Resource Managers
This section contains information on the configuration required by the supported resource managers by CEEMS.
SLURM
Slurm collector in the CEEMS exporter relies on the job accounting information (like CPU time and memory usage) in the cgroups that SLURM create for each job to estimate the energy and emissions for a given job. However, depending on the cgroups version and SLURM configuration, this accounting information might not be available. The following section will give guidelines on how to configure SLURM to ensure that this accounting information is always available.
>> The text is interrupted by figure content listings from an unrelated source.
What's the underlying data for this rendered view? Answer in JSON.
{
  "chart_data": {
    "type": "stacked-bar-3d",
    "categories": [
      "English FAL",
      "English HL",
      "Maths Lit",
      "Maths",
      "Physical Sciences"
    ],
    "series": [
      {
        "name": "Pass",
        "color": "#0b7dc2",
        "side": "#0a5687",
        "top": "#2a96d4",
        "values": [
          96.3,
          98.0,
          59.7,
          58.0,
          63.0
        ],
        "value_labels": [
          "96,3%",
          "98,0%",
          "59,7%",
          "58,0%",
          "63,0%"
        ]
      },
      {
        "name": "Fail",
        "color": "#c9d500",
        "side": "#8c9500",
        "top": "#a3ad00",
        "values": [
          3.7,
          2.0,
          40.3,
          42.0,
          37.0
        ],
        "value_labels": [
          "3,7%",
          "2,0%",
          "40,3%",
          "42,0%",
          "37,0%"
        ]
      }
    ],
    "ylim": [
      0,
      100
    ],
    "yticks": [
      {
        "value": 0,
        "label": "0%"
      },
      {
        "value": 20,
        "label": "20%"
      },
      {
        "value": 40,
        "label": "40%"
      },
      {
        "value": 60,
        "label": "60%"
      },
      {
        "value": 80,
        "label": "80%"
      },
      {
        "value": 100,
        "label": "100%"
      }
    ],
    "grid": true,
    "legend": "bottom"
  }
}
Starting from SLURM 22.05 SLURM supports both cgroups v1 and v2. When cgroups v1 is being used, SLURM might not contain accounting information in the cgroups.
cgroups v1
The following configuration will enable necessary cgroups controllers and provide the accounting information of the jobs when cgroups v1 is used.
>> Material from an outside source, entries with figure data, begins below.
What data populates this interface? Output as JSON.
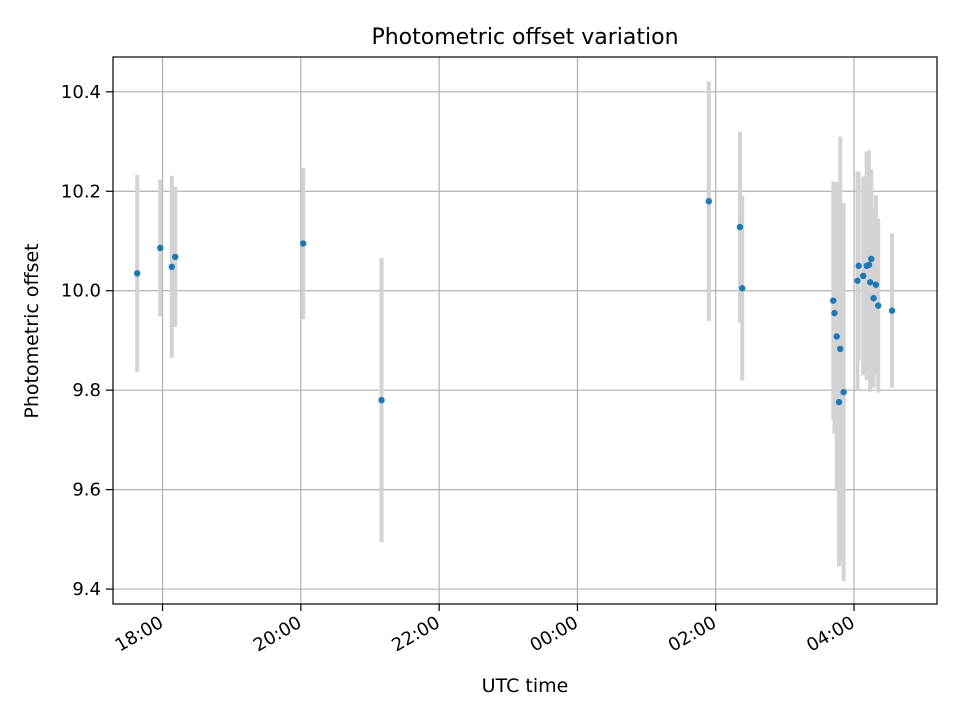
{
  "chart_data": {
    "type": "scatter",
    "title": "Photometric offset variation",
    "xlabel": "UTC time",
    "ylabel": "Photometric offset",
    "grid": true,
    "legend": false,
    "colors": {
      "point": "#1f77b4",
      "errorbar": "#d3d3d3",
      "grid": "#b0b0b0",
      "axis": "#000000"
    },
    "x_unit": "UTC time (next day after 24:00)",
    "xlim": [
      "17:17",
      "05:12"
    ],
    "ylim": [
      9.37,
      10.47
    ],
    "xticks": [
      "18:00",
      "20:00",
      "22:00",
      "00:00",
      "02:00",
      "04:00"
    ],
    "yticks": [
      "9.4",
      "9.6",
      "9.8",
      "10.0",
      "10.2",
      "10.4"
    ],
    "points": [
      {
        "x": "17:38",
        "y": 10.035,
        "err": 0.198
      },
      {
        "x": "17:58",
        "y": 10.086,
        "err": 0.138
      },
      {
        "x": "18:08",
        "y": 10.048,
        "err": 0.183
      },
      {
        "x": "18:11",
        "y": 10.068,
        "err": 0.141
      },
      {
        "x": "20:02",
        "y": 10.095,
        "err": 0.152
      },
      {
        "x": "21:10",
        "y": 9.78,
        "err": 0.286
      },
      {
        "x": "01:54",
        "y": 10.18,
        "err": 0.241
      },
      {
        "x": "02:21",
        "y": 10.128,
        "err": 0.192
      },
      {
        "x": "02:23",
        "y": 10.005,
        "err": 0.186
      },
      {
        "x": "03:42",
        "y": 9.98,
        "err": 0.24
      },
      {
        "x": "03:43",
        "y": 9.955,
        "err": 0.242
      },
      {
        "x": "03:45",
        "y": 9.908,
        "err": 0.311
      },
      {
        "x": "03:47",
        "y": 9.776,
        "err": 0.33
      },
      {
        "x": "03:48",
        "y": 9.883,
        "err": 0.427
      },
      {
        "x": "03:51",
        "y": 9.796,
        "err": 0.38
      },
      {
        "x": "04:03",
        "y": 10.02,
        "err": 0.22
      },
      {
        "x": "04:04",
        "y": 10.05,
        "err": 0.19
      },
      {
        "x": "04:08",
        "y": 10.03,
        "err": 0.2
      },
      {
        "x": "04:11",
        "y": 10.05,
        "err": 0.23
      },
      {
        "x": "04:13",
        "y": 10.052,
        "err": 0.23
      },
      {
        "x": "04:14",
        "y": 10.017,
        "err": 0.22
      },
      {
        "x": "04:15",
        "y": 10.064,
        "err": 0.18
      },
      {
        "x": "04:17",
        "y": 9.985,
        "err": 0.18
      },
      {
        "x": "04:19",
        "y": 10.012,
        "err": 0.18
      },
      {
        "x": "04:21",
        "y": 9.97,
        "err": 0.175
      },
      {
        "x": "04:33",
        "y": 9.96,
        "err": 0.155
      }
    ]
  }
}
As stated in the cgroups docs of SLURM, cgroups plugin can be controlled by the configuration in this file. An example config is also provided which should be a good starting point.
Along the cgroups.conf
file, certain configuration parameters are required in the
slurm.conf
file as well. This is provided in the
SLURM docs as
well.
Although JobAcctGatherType=jobacct_gather/cgroup
is presented as optional
configuration parameter, it must be used to get the accounting information on CPU
usage. Without this configuration parameter, CPU time of the job will not be available
in the job's cgroups
Besides the above configuration, SelectTypeParameters
must be configured to set core or CPU and memory as consumable resources. This is
highlighted in the documentation of ConstrainRAMSpace
configuration parameter in cgroups.conf
docs.
In conclusion, here are the excerpts of configuration needed:
# cgroups.conf
ConstrainCores=yes
ConstrainDevices=yes
ConstrainRAMSpace=yes
ConstrainSwapSpace=yes
# slurm.conf
ProctrackType=proctrack/cgroup
TaskPlugin=task/cgroup,task/affinity
JobAcctGatherType=jobacct_gather/cgroup
SelectType=select/con_tres
SelectTypeParameters=CR_CPU_Memory # or CR_Core_Memory
cgroups v2
In the case of cgroups v2, SLURM should create a proper cgroup for every job without any special configuration. However, the configuration presented for cgroups v1 is applicable for cgroups v2 and it is advised to use that configuration for cgroups v2 as well.
Libvirt
The libvirt collector is meant to be used for Openstack clusters. There is no special configuration needed as Openstack will take care of confirguring libvirt and QEMU to enable all relevant cgroup controllers.